Page:Revue des Deux Mondes - 1922 - tome 11.djvu/141

La bibliothèque libre.
Le texte de cette page a été corrigé et est conforme au fac-similé.


12 septembre 1918.

... Je me faisais des réflexions identiques aux tiennes quelque peu inquiètes, lorsque, je reçois ce message du maréchal Foch : Thiaucourt est pris !

C’est splendide. Voilà la poche de Saint-Mihiel vidée d’un coup et nous allons avoir une bonne base pour agir contre Metz et le bassin de Briey. Décidément, Dieu est avec nous.

En prévision (parait-il) des succès à exploiter, je suis mis en réserve à la date de demain. Il n’y avait plus place, en effet, pour deux, par ici, et je suis depuis plusieurs jours déjà à la barrière qui m’était assignée comme limite de ma course [1]...

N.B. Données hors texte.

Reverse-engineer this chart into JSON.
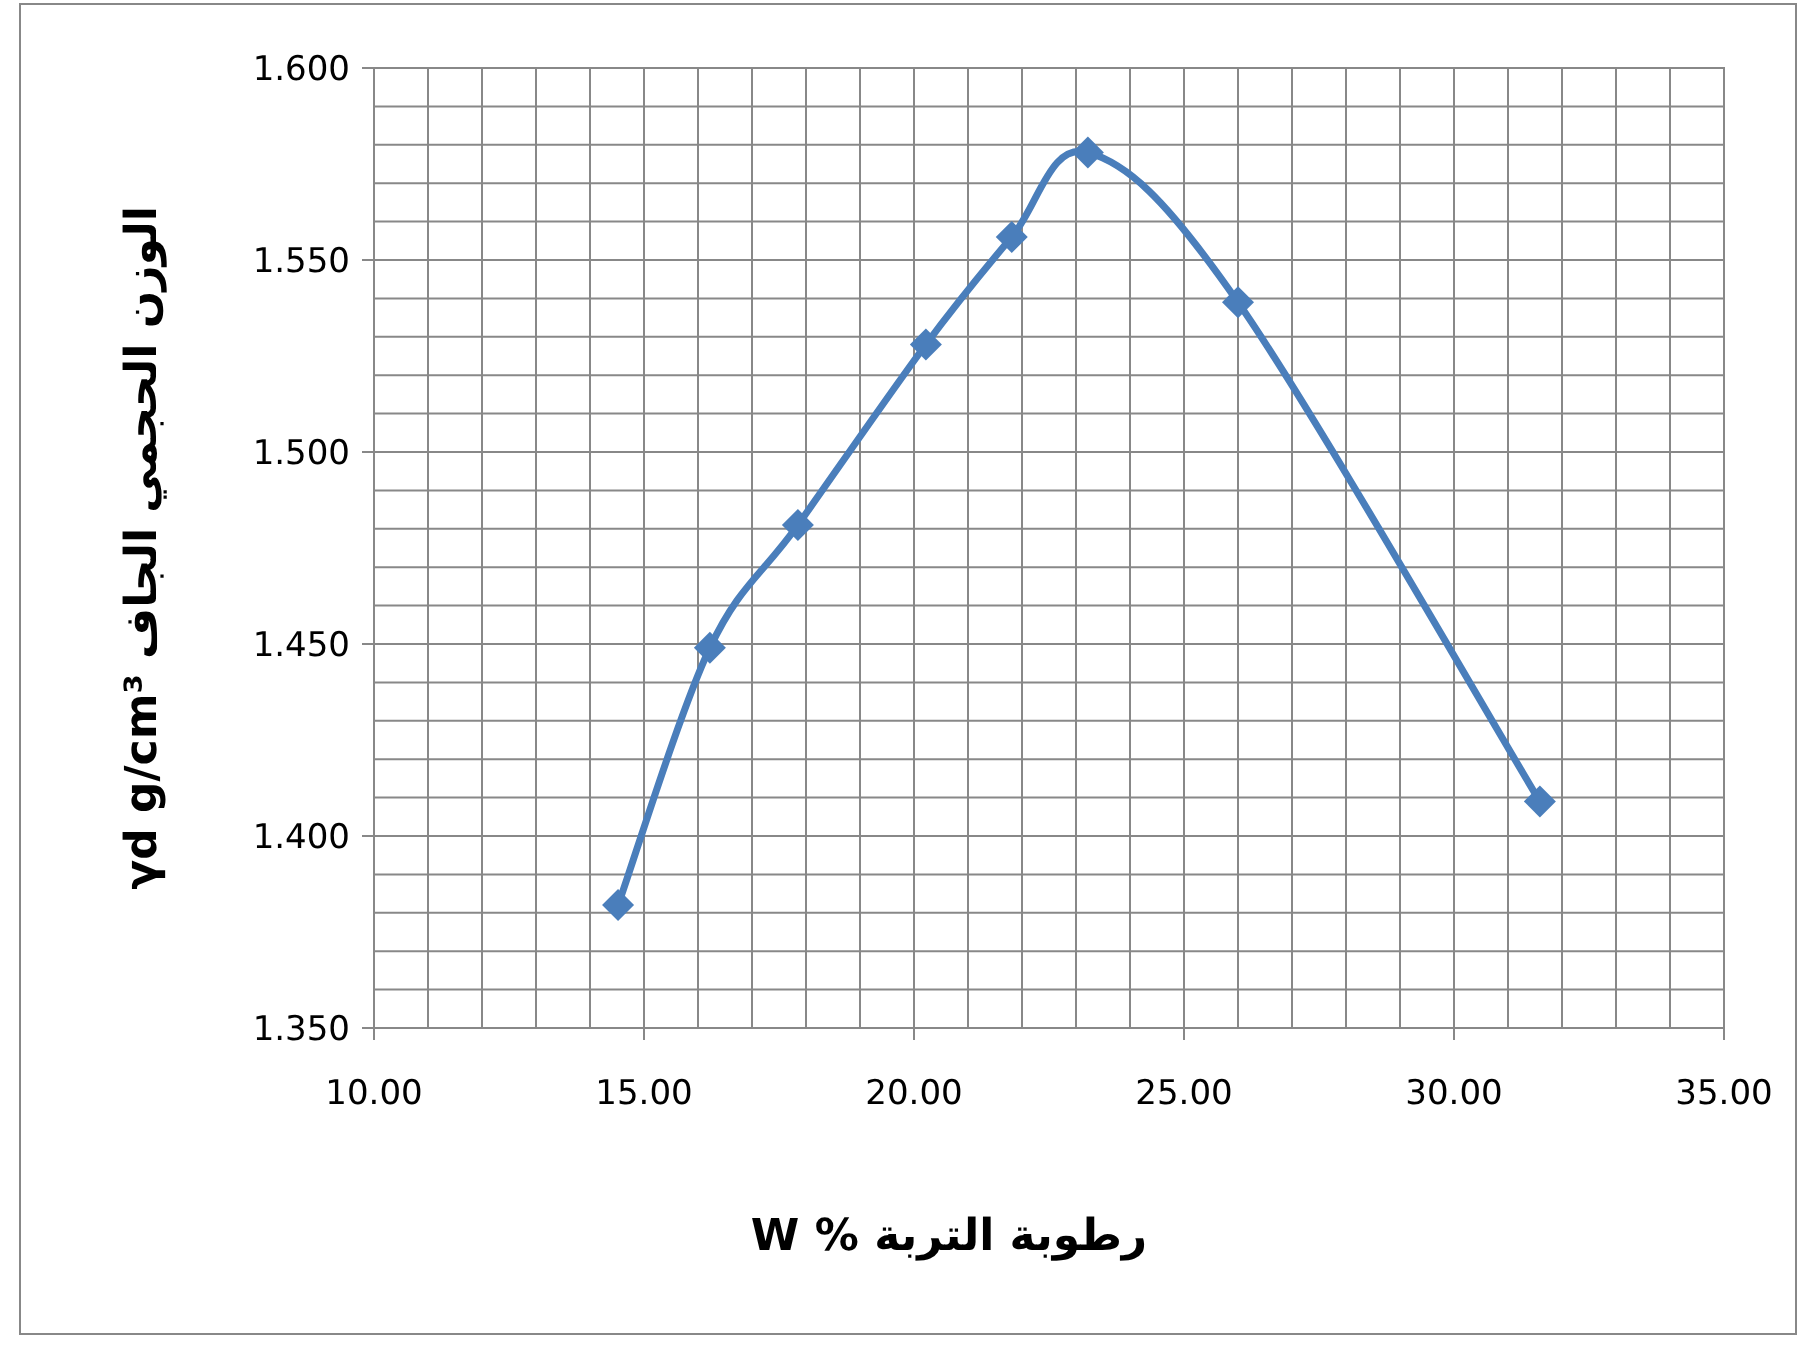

... Où irai-je ? c’est l’inconnu : toutes les cervelles sont aux champs...


6 octobre 1918.

... Le récit de ton voyage à travers les Flandres m’a vivement intéressé. Je suis heureux de savoir que ces coins si jolis de la pauvre Belgique qui se voient autour de Furnes ont conservé leur physionomie si particulière. Tu évoques avec vérité l’aspect des lieux, le caractère général du pays dans sa mélancolique lumière. J’ai revu avec exactitude Hochstædt, Hondschoote, Nordwleteren, Wœsten... la Lovie.

Ce que tu me dis de l’armée belge est extrêmement intéressant. Qu’il est heureux pour sa renommée que ce soit sur une rentrée en action de ces braves gens que les Boches se mettent à genoux !

Pour ce noble petit pays, quelles glorieuses pages de son histoire que le premier et le dernier jour de la guerre !

Car c’est la fin. En demandant l’armistice, le Boche avoue sa défaite. Ou il acceptera nos conditions qui, je l’espère, seront les exigeantes sanctions que nous sommes en droit d’imposer, — ou, les trouvant trop lourdes, il tentera un coup de désespoir. Dans ce dernier cas, ce sera Iéna, car il n’est pas d’armée qui puisse croire à la victoire après un pareil aveu.

Je croirais plutôt que le Boche ne voudra pas compromettre le prestige de ses armes. Et puis il aura besoin de son armée pour maintenir ses institutions. Oui, j’ai grand peur que nous n’ayons pas la joie de la victoire écrasante, après laquelle le vaincu est en complète agonie.

  1. Ligne Hindenburg, devant Saint-Quentin.